Am 9. Juli 1793 bestieg sie eine Postkutsche und reiste zum ersten Mal nach Paris. Sie nahm sich ein Hotelzimmer, kaufte ein Küchenmesser mit einer zwanzig Zentimeter langen Klinge und plante, Jean-Paul Marat am 14. Juli, dem Jahrestag der Revolution, in der Öffentlichkeit zu erstechen.

Als sie erfuhr, dass er krank war und kaum noch ausging, erkundigte sie sich nach seiner Adresse und suchte ihn am Morgen des 13. Juli auf.

Aber Simone Evrard, mit der er seit dem Vorjahr zusammenlebte, ließ sie nicht in die im ersten Stockwerk gelegene Wohnung. Charlotte Corday blieb nichts anderes übrig, als in ihr Hotel zurückzufahren und ihren Besuch schriftlich anzukündigen. Sie habe Nachrichten aus Caen, log sie. Ohne eine Antwort abzuwarten, fuhr sie am Nachmittag erneut zu der Adresse des Fünfzigjährigen. Wieder wollte Simone Evrard sie fortschicken – bis Jean-Paul Marat rief, sie solle die Besucherin einlassen.
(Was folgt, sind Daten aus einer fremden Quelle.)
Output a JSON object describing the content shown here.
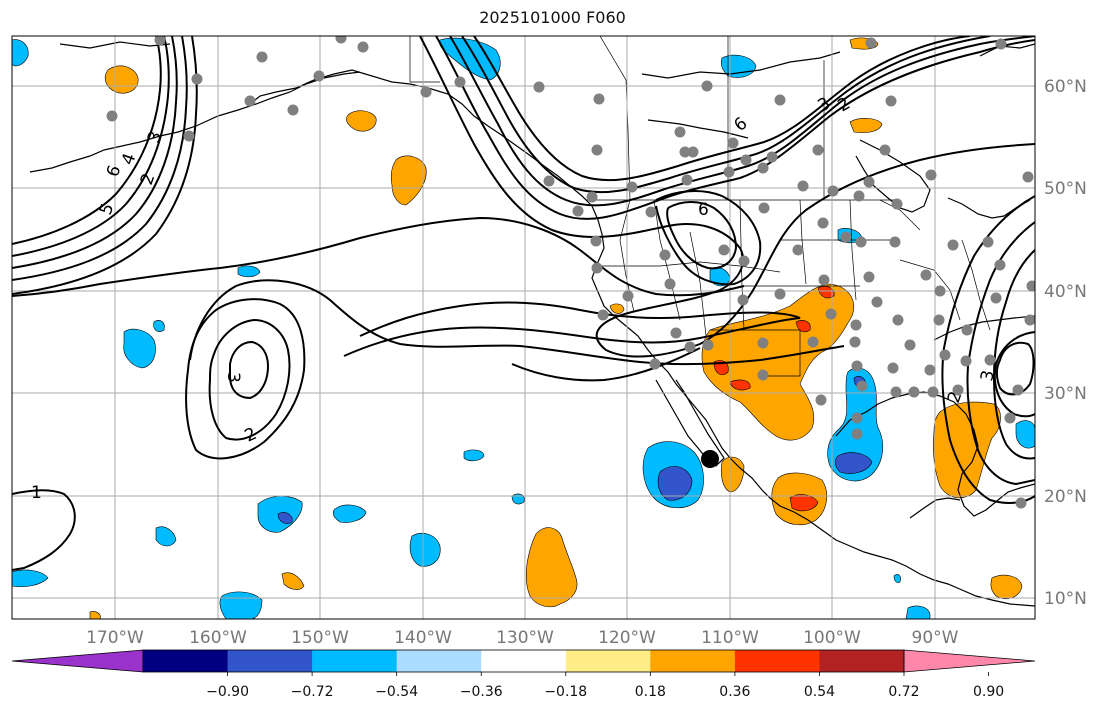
{
  "title": "2025101000 F060",
  "map": {
    "lon_labels": [
      "170°W",
      "160°W",
      "150°W",
      "140°W",
      "130°W",
      "120°W",
      "110°W",
      "100°W",
      "90°W"
    ],
    "lat_labels": [
      "60°N",
      "50°N",
      "40°N",
      "30°N",
      "20°N",
      "10°N"
    ],
    "contour_labels": [
      "6",
      "5",
      "4",
      "3",
      "2",
      "6",
      "3",
      "2",
      "6",
      "3",
      "2",
      "1",
      "2",
      "3"
    ]
  },
  "colorbar": {
    "tick_labels": [
      "−0.90",
      "−0.72",
      "−0.54",
      "−0.36",
      "−0.18",
      "0.18",
      "0.36",
      "0.54",
      "0.72",
      "0.90"
    ],
    "colors": [
      "#9933cc",
      "#000080",
      "#3355cc",
      "#00bbff",
      "#aaddff",
      "#ffffff",
      "#ffee88",
      "#ffa500",
      "#ff3300",
      "#b22222",
      "#ff88aa"
    ]
  },
  "colors": {
    "blue_light": "#00bbff",
    "blue_dark": "#3355cc",
    "orange": "#ffa500",
    "red": "#ff3300",
    "station": "#808080",
    "grid": "#aaaaaa"
  }
}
Wegen der juckenden Skrofulose, die ihn peinigte, saß er mit einem nassen Lappen über dem Kopf und einem feuchten Handtuch über den Schultern in der Badewanne. Vor sich hatte er ein auf den Rändern der Wanne liegendes Brett mit Papier, Tinte und Feder.

Nach einem kurzen Gespräch zog Charlotte Corday das Messer heraus und rammte es Jean-Paul Marat in den Hals. Er verblutete gleich darauf in den Armen seiner Geliebten. Charlotte Corday blieb am Tatort, bis die von den Nachbarn alarmierte Polizei eintraf und sie festnahm.

Am 19. Juli 1793 wurde sie mit geschorenen Haaren in einem roten Hemd auf einem Karren vom Gefängnis auf der Ile de la Cité zum Schafott auf der Place de la Révolution (heute: Place de la Concorde) gefahren und geköpft.

Statt Unschuldige vor der Guillotine zu bewahren, stachelte der Mord den Fanatismus der Revolutionäre an, und Jean-Paul Marat wurde als Märtyrer verehrt.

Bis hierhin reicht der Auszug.